What is the first thing a mechanic should do before disassembling a
used orbital motor (discarding the answers like wash hands, wear
protective gear, clean the working place and such...)? I ask this
question because the step I am going to discuss in this post is often
skipped, and although most of the times this doesn't produce negative
consequences, it potentially CAN.
Before opening any used orbital motor one should always confirm its timing
(the relation of the shaft rotation to the direction of the port oil
flow), which is a five second step and can easily be done by turning
the input shaft and noticing the port that creates suction.
The reason you shouldn't skip this simple
check is very simple - most surely your client will want the repaired
motor to be timed the way it was before! Practically all orbital motors
can be timed in two manners, but not all
orbital motors that crash on your shop bench will be timed according to
the standard manufacturer timing pattern (to top it up, the timing
pattern can differ between brands and motor models). Once you have the
motor disassembled, there's no way of telling "which way" it was timed,
which means that if you skipped the "timing check" and re-assembled the
motor "by the book", there's a small (but real) chance that after
delivering it to your client the motor will start turning the other way
- something that can create a hazard and will definitely make you look
like an amateur fool.
I am not sure if it is universally accepted, but I call motors that follow standard Danfoss pattern - right motors, and all the other - left motors. The majority of orbital motors on the market are "right" motors, by the way.Sometimes
machine manufacturers will opt for purposefully timing an orbital motor
"the other way" to allow for a more compact piping layout (when
two hydraulic motors
drive the same function, one of them being
"right" and the other one "left").
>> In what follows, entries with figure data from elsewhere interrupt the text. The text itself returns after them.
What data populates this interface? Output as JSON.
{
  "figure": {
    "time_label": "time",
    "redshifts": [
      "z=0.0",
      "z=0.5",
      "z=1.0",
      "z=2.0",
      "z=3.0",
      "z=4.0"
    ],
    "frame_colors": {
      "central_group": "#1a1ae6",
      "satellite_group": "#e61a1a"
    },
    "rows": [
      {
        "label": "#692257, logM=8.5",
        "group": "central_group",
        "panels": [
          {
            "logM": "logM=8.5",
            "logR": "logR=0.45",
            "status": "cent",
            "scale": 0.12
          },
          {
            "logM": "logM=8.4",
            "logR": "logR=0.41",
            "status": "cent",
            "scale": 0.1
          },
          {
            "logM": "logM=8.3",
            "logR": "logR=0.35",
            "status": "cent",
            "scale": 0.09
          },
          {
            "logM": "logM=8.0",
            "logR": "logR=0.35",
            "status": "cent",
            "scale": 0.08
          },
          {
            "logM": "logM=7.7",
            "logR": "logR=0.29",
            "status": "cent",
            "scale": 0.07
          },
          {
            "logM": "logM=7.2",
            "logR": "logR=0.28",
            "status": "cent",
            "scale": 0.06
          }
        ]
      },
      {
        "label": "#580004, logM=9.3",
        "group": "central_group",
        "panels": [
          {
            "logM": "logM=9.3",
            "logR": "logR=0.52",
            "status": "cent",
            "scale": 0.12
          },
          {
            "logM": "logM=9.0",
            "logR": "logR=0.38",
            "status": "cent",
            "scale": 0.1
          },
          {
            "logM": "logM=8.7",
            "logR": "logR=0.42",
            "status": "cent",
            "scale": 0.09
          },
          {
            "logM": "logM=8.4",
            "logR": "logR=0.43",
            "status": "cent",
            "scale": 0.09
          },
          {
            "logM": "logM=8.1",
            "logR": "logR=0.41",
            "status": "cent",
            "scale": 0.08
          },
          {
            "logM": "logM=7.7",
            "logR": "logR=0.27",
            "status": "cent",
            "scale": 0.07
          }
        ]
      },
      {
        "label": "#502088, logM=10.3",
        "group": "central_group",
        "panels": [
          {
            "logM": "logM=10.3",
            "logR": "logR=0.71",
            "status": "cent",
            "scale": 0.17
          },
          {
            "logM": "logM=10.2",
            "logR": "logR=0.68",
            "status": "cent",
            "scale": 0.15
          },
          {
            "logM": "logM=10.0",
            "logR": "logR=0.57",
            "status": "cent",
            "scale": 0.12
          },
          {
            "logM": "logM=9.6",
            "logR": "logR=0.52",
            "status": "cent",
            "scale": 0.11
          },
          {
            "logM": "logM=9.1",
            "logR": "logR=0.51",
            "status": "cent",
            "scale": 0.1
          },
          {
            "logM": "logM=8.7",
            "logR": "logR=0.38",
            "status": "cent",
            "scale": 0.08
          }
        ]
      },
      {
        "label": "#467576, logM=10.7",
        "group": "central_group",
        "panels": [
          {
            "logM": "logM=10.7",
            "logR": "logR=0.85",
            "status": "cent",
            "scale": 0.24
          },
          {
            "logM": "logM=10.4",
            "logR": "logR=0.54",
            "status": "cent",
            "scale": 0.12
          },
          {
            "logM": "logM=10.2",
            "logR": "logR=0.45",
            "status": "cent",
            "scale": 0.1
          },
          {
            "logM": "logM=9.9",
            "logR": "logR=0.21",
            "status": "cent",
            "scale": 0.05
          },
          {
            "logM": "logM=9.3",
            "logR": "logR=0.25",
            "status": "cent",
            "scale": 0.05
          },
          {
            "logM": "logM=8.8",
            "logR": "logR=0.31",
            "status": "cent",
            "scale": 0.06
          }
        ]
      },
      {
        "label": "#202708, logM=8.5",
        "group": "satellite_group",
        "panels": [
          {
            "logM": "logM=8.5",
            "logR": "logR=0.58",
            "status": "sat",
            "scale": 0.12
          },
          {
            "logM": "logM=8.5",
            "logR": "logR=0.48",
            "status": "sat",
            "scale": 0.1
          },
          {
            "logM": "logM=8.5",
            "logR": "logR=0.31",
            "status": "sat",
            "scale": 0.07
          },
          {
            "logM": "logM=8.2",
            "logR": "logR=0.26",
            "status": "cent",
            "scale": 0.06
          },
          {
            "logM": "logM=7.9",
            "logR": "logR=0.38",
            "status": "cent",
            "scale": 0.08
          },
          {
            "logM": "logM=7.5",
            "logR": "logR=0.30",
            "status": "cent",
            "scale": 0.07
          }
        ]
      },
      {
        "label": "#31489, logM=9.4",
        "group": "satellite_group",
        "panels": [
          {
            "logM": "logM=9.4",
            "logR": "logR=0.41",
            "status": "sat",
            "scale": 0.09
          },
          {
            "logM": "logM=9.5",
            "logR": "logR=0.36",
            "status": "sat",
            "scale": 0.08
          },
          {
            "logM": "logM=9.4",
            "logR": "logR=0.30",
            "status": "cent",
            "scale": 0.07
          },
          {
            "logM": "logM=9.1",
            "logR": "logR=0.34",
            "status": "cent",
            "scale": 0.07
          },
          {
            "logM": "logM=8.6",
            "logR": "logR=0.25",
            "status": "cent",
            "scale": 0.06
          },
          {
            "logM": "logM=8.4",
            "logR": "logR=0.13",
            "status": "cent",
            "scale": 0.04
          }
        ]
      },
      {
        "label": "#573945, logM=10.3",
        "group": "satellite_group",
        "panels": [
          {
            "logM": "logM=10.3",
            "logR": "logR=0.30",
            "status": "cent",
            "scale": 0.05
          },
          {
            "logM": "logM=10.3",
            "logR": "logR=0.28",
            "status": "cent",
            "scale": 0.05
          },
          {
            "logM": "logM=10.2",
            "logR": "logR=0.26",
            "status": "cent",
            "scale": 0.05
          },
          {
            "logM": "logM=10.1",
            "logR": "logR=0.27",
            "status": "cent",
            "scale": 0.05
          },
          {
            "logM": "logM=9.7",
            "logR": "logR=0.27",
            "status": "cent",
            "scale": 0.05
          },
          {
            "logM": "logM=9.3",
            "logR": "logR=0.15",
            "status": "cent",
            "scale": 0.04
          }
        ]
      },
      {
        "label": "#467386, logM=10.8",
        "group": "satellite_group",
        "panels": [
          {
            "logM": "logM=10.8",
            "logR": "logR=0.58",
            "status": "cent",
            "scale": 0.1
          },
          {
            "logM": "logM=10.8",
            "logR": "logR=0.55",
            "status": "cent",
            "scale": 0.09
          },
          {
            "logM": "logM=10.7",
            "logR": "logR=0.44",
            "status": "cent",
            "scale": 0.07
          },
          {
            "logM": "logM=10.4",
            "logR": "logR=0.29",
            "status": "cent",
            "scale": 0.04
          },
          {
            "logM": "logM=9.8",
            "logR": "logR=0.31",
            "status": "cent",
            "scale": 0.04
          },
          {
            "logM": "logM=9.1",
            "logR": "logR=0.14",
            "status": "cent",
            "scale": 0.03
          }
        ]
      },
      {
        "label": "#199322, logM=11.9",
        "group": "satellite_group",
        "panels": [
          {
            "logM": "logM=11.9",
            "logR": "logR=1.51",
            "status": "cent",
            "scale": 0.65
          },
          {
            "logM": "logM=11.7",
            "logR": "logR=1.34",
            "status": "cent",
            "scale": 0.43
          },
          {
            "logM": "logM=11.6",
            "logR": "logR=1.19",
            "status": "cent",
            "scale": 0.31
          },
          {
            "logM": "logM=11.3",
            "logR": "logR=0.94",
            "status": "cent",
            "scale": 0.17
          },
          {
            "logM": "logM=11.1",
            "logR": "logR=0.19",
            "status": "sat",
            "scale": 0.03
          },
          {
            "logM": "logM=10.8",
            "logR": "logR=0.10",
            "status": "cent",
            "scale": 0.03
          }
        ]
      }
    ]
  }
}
Sometimes a motor can have a
long "history" of interventions before ending up at the final owner
already re-timed. In any case it is always a safe practice to check the
timing before starting the disassembly, especially when you deal with an unknown brand or a motor that has a reference plate missing.
The same principle can be applied to radial piston
motors, that also can be "right" and "left". Due to the often large
size and the fact that the pistons inside can be retracted it is often
easier to check the timing by turning the motor with compressed air,
rather than by turning the shaft. In most cases, due to the distributor
design, it will be possible to mark its position during disassembly and
thus define timing, but again not always, so checking the timing before disassembly still remains a good practice.
It's always better to say "I did" than "I should have done"!